Vorbild: Das Akronym BMP-3 steht im Russischen für Bojewaja Maschina Pechoty 3, was übersetzt Kampfmaschine der Infanterie Typ 3 bedeutet. Das Fahrzeug wurde in den 1980-er Jahren in der Sowjetunion entwickelt und befindet sich nach wie vor in Russland in der Serienproduktion. Hersteller ist die Firma Kurganmashzavod (KMZ) aus der russischen Stadt Kurgan. Es handelt sich um einen schwimmfähigen Schützenpanzer für 3 + 7 Mann Besatzung mit ca. 20 Tonnen Gefechtsgewicht, allerdings mit einer ungewöhnlich starken Bewaffnung, bestehend aus einer 100-mm-Kanone und einer parallelen 30-mm- Maschinenkanone. Die Kanone kann neben Granaten auch eine spezielle Panzerabwehr-Lenkrakete verschießen. Dazu kommen noch zwei in die Wanne eingebaute MG. Mittlerweile gibt es eine ganze Reihe von Derivaten des Fahrzeuges, wie z.B. einen Bergepanzer, Panzerhaubitze, Flakpanzer und auch einige weitere Modelle.

Bisher sollen über 2000 Fahrzeuge ausgeliefert worden sein, bei einer derzeitigen Jahresproduktion von etwa 200 Stück. Das Fahrzeug wurde auch in westliche Länder (Südkorea, Zypern) exportiert und wird derzeit von 12 Ländern aktiv genutzt.

Bausatz: In einer farbigen Faltschachtel befindet sich ein stabiler Karton mit einem nach oben aufklappbaren Deckel. Dieser enthält einen Bausatz aus einer neuen Form. Die 127 Einzelteile finden sich auf vier Gussrahmen. Sie sind in einem mittleren glänzenden Grauton gehalten und zeigen eine Oberfläche, die sehr glatt ist und keinerlei vorbereitende Schleiforgien voraussetzt. Die Formen sind bestens, kein „Flash“. Die Details treten scharf hervor, was vor allem an den Schraubköpfen der Leiträder gut zu erkennen ist.

Der erste Rahmen umfasst hauptsächlich die Wannenteile und die daran zu befestigenden Werkzeuge, einschließlich des bei russischen Fahrzeugen unvermeidlichen Baumstammes. Dieser sollte allerdings vor der Bemalung angeraut werden, um die Holzstruktur darzustellen.

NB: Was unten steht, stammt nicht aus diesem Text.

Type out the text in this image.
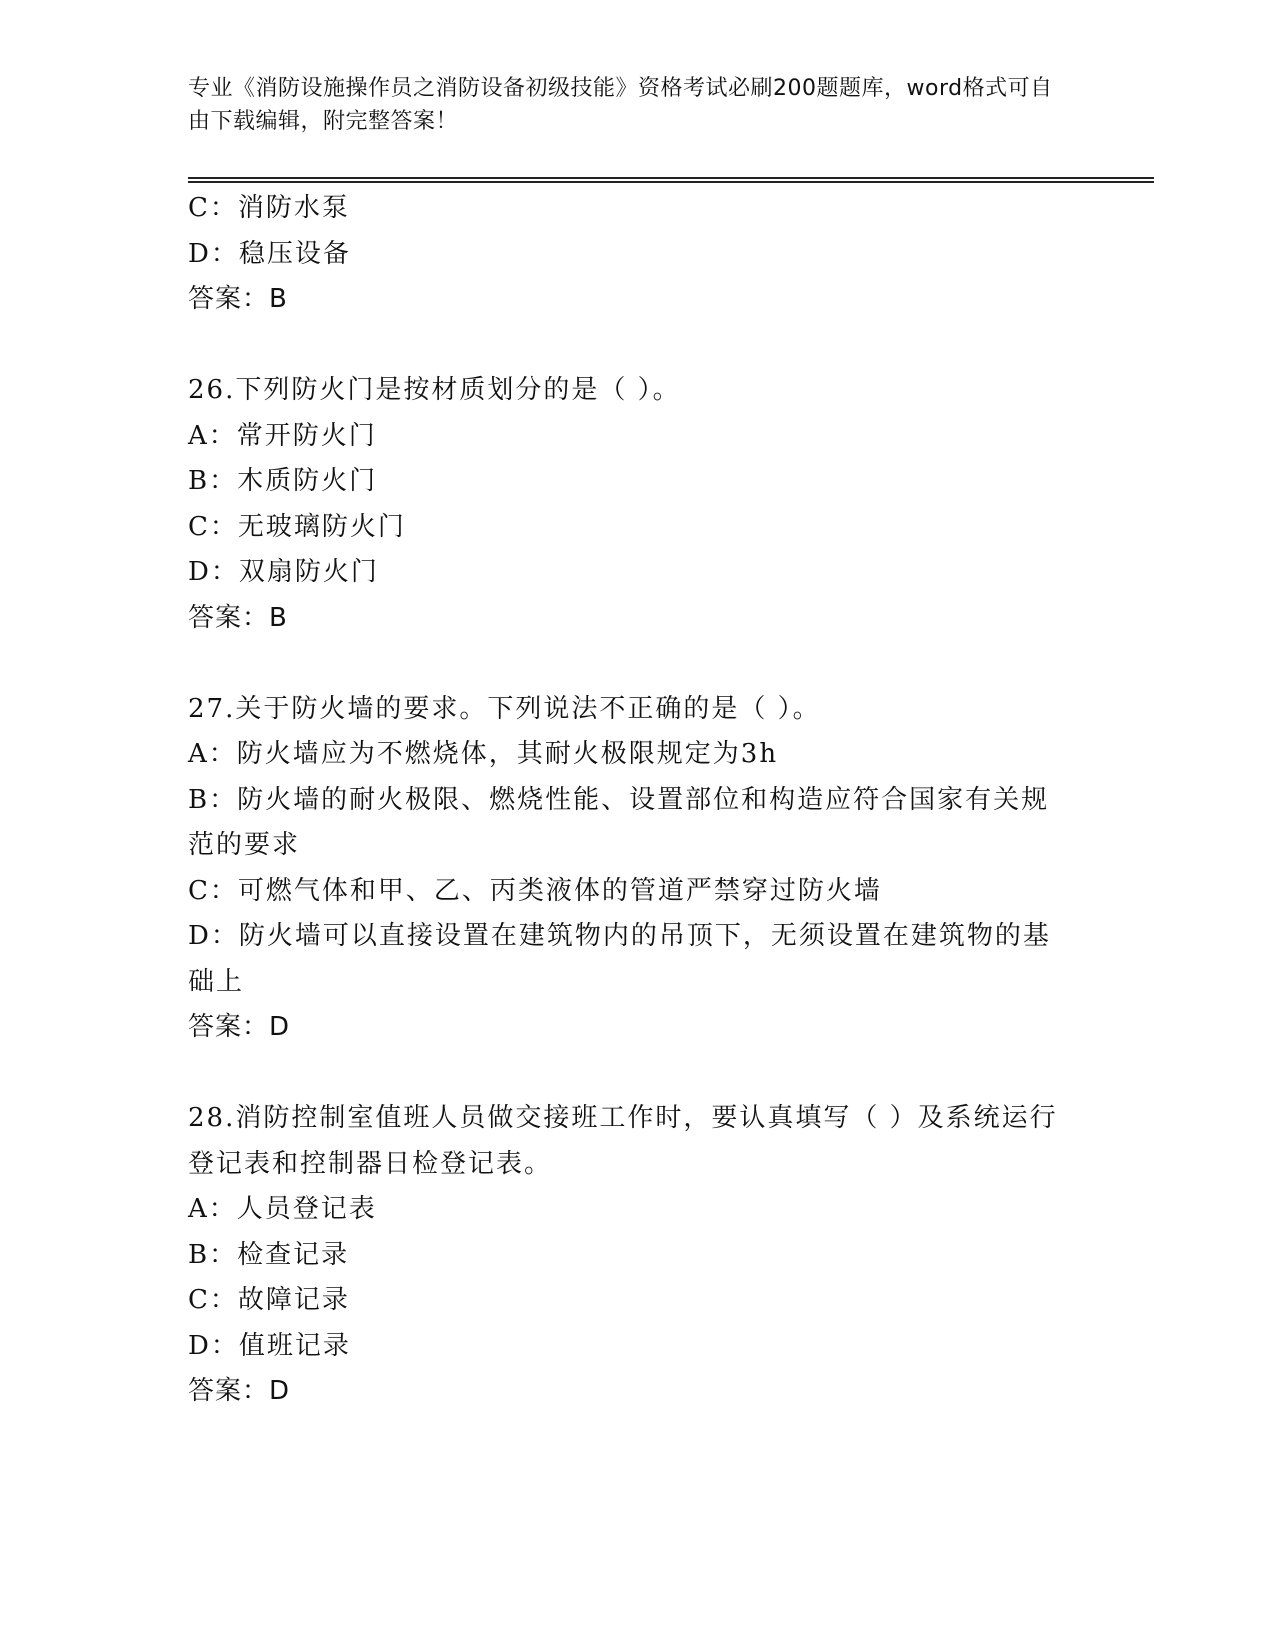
专业《消防设施操作员之消防设备初级技能》资格考试必刷200题题库，word格式可自由下载编辑，附完整答案！
C：消防水泵
D：稳压设备
答案：B
26.下列防火门是按材质划分的是（ ）。
A：常开防火门
B：木质防火门
C：无玻璃防火门
D：双扇防火门
答案：B
27.关于防火墙的要求。下列说法不正确的是（ ）。
A：防火墙应为不燃烧体，其耐火极限规定为3h
B：防火墙的耐火极限、燃烧性能、设置部位和构造应符合国家有关规范的要求
C：可燃气体和甲、乙、丙类液体的管道严禁穿过防火墙
D：防火墙可以直接设置在建筑物内的吊顶下，无须设置在建筑物的基础上
答案：D
28.消防控制室值班人员做交接班工作时，要认真填写（ ）及系统运行登记表和控制器日检登记表。
A：人员登记表
B：检查记录
C：故障记录
D：值班记录
答案：D
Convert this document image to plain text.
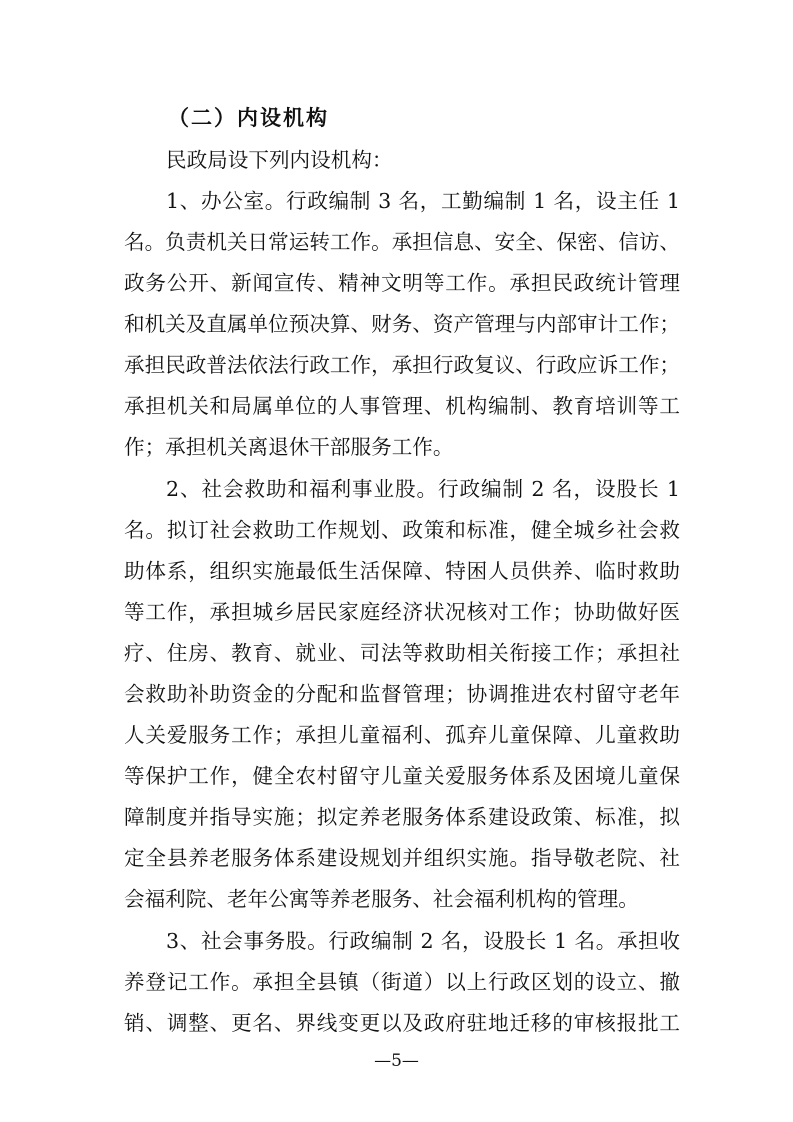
（二）内设机构
民政局设下列内设机构：
1、办公室。行政编制 3 名，工勤编制 1 名，设主任 1
名。负责机关日常运转工作。承担信息、安全、保密、信访、
政务公开、新闻宣传、精神文明等工作。承担民政统计管理
和机关及直属单位预决算、财务、资产管理与内部审计工作；
承担民政普法依法行政工作，承担行政复议、行政应诉工作；
承担机关和局属单位的人事管理、机构编制、教育培训等工
作；承担机关离退休干部服务工作。
2、社会救助和福利事业股。行政编制 2 名，设股长 1
名。拟订社会救助工作规划、政策和标准，健全城乡社会救
助体系，组织实施最低生活保障、特困人员供养、临时救助
等工作，承担城乡居民家庭经济状况核对工作；协助做好医
疗、住房、教育、就业、司法等救助相关衔接工作；承担社
会救助补助资金的分配和监督管理；协调推进农村留守老年
人关爱服务工作；承担儿童福利、孤弃儿童保障、儿童救助
等保护工作，健全农村留守儿童关爱服务体系及困境儿童保
障制度并指导实施；拟定养老服务体系建设政策、标准，拟
定全县养老服务体系建设规划并组织实施。指导敬老院、社
会福利院、老年公寓等养老服务、社会福利机构的管理。
3、社会事务股。行政编制 2 名，设股长 1 名。承担收
养登记工作。承担全县镇（街道）以上行政区划的设立、撤
销、调整、更名、界线变更以及政府驻地迁移的审核报批工
—5—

Der zweite Rahmen nimmt sich des Turms und der Wannenunterseite an. Die beiden Kanonen sind als ein Bauteil gespritzt, so dass man nicht lange probieren muss, um sie parallel auszurichten.

Rahmen 3 und 4 sind identisch und werden für die Laufrollen, die Segmentketten und den verbleibenden Kleinkram verwendet. Auch hier fällt die sehr gelungene Oberflächengüte auf, die aber auf sämtliche Teile zutrifft.

Klarsichtteile für die Winkelspiegel, die Beleuchtungsanlage oder die Zieloptiken gibt es diesmal keine, da muss der Modellbauer improvisieren. Oder sich mit einer geschickten Bemalung behelfen.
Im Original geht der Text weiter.